I reckon the first should be treated as an unrecognised variable, and the others allowed (although the second one probably would be using undefined variables).
llvm/docs/CommandGuide/FileCheck.rst | ||
---|---|---|
707 | Perhaps "Accepted" rather than "Acceptable" | |
llvm/lib/Support/FileCheck.cpp | ||
233 | Should this be an Expected if it can't fail? Same for min. | |
255 | This cantFail call suggests to me that this shouldn't be an Expected return. | |
374–380 | We should probably allow for optional whitespace between the end of the function name and the (. |
llvm/lib/Support/FileCheck.cpp | ||
---|---|---|
233 | This is to match the binop_eval_t typedef required by BinaryOperation. | |
255 | As explained above. There did not seem much value in creating a duplicate set of functions (i.e. with and without an Expected result) given this is the only other use. | |
374–380 | In LLVM's c/c++ world clang-format will remove such whitespace (presumably to aid readability) so do we really want to allow it in FileCheck code? |
I initially misread the "max + max" related comments and went down the wrong path. Happily it was not in vain as it prompted me to reuse parseVariable because the function relates to identifiers rather than just variables. I've also simplied parseVariable a little but stopped short of renaming things.

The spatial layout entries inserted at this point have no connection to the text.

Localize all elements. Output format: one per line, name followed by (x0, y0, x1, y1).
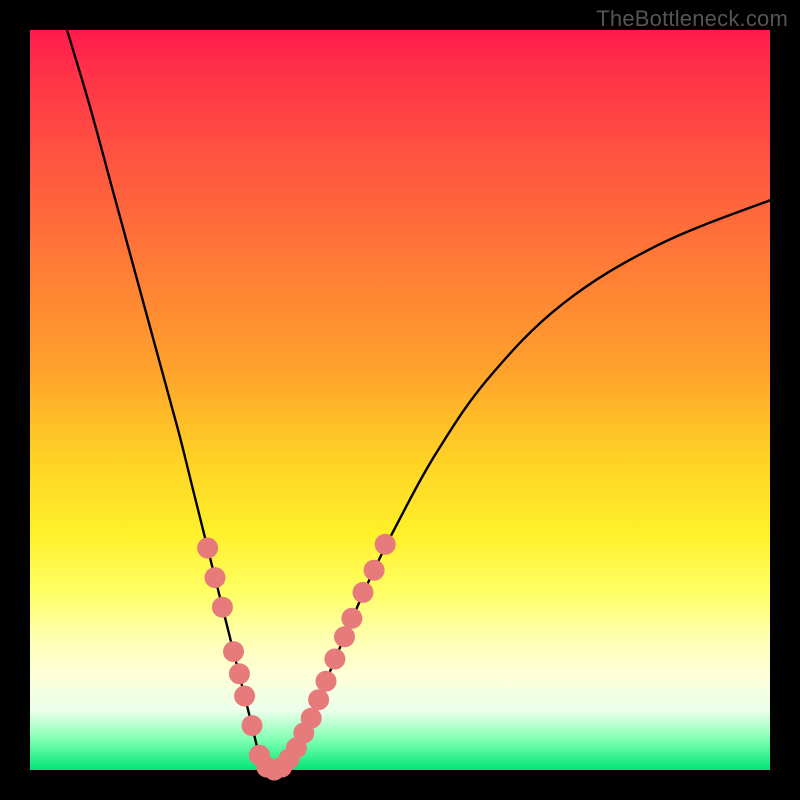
chart-svg (30, 30, 770, 770)
plot-area (30, 30, 770, 770)
bottleneck-curve (67, 30, 770, 772)
data-dot (242, 715, 263, 736)
chart-frame: TheBottleneck.com (0, 0, 800, 800)
data-dot (212, 597, 233, 618)
data-dot (375, 534, 396, 555)
data-dot (301, 708, 322, 729)
data-dot (334, 626, 355, 647)
data-dot (353, 582, 374, 603)
watermark-text: TheBottleneck.com (596, 6, 788, 32)
data-dot (341, 608, 362, 629)
data-dot (197, 538, 218, 559)
data-dot (308, 689, 329, 710)
dots-left-cluster (197, 538, 292, 781)
data-dot (316, 671, 337, 692)
data-dot (364, 560, 385, 581)
data-dot (223, 641, 244, 662)
data-dot (205, 567, 226, 588)
data-dot (229, 663, 250, 684)
data-dot (324, 649, 345, 670)
dots-right-cluster (279, 534, 396, 770)
data-dot (234, 686, 255, 707)
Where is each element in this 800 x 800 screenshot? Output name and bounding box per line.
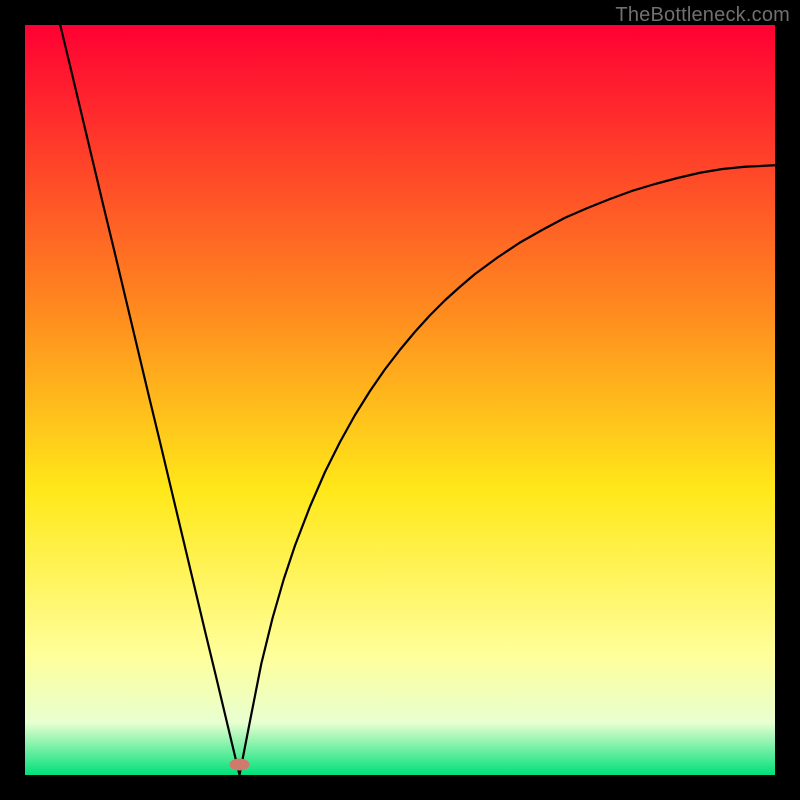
watermark-text: TheBottleneck.com xyxy=(615,4,790,27)
chart-frame: TheBottleneck.com xyxy=(0,0,800,800)
minimum-marker xyxy=(230,759,250,771)
gradient-background xyxy=(25,25,775,775)
chart-plot xyxy=(25,25,775,775)
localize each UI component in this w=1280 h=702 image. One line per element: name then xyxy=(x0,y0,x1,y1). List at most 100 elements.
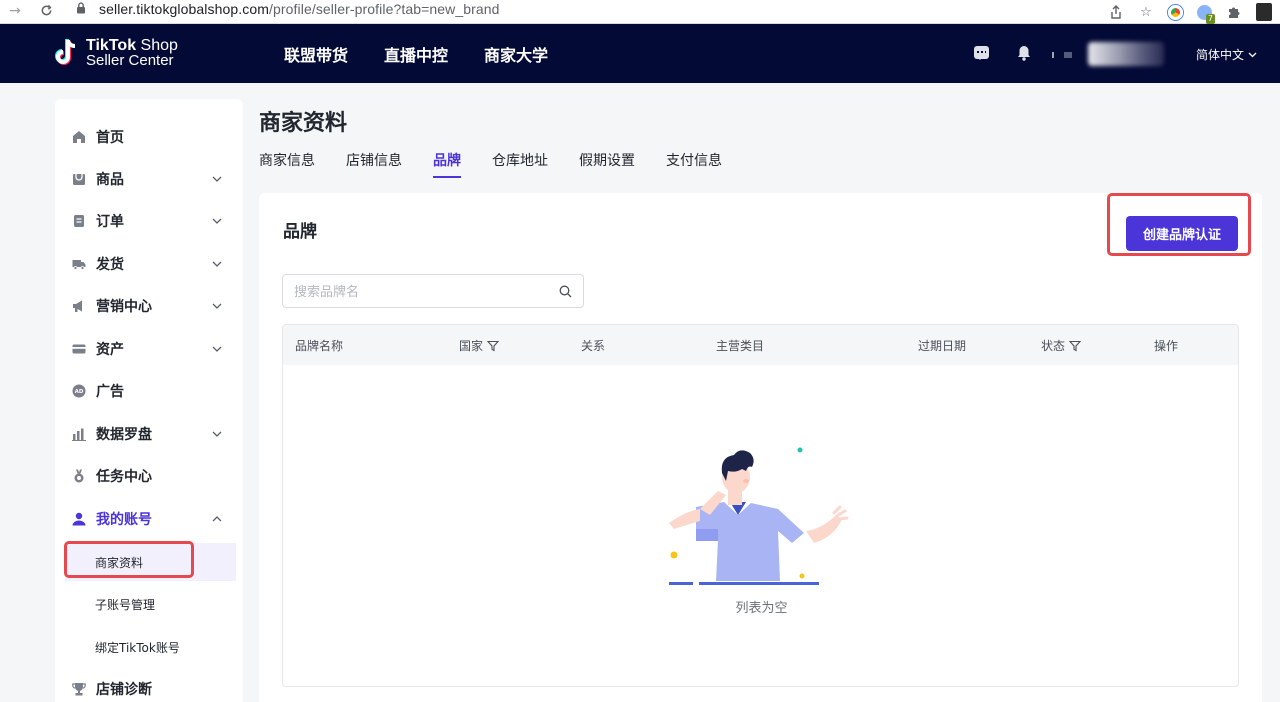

Tip to help reviewers: click the "Done" box on inline comments before uploading a patch to indicate you have addressed a specific comment. The comment will then be marked as Done when you upload the next diff.
LGTM, thanks, but wait for others.
llvm/lib/Support/FileCheck.cpp | ||
---|---|---|
355 | I know this was here before, but since you are modifying this line, you can fix on the way (or in a separate commit before if you prefer): use size_t rather than unsigned to match the return type of Str.size(). Optionally also update I to size_t for the same reason. |
Why change this sentence? Recursion only happens on one of the operand only.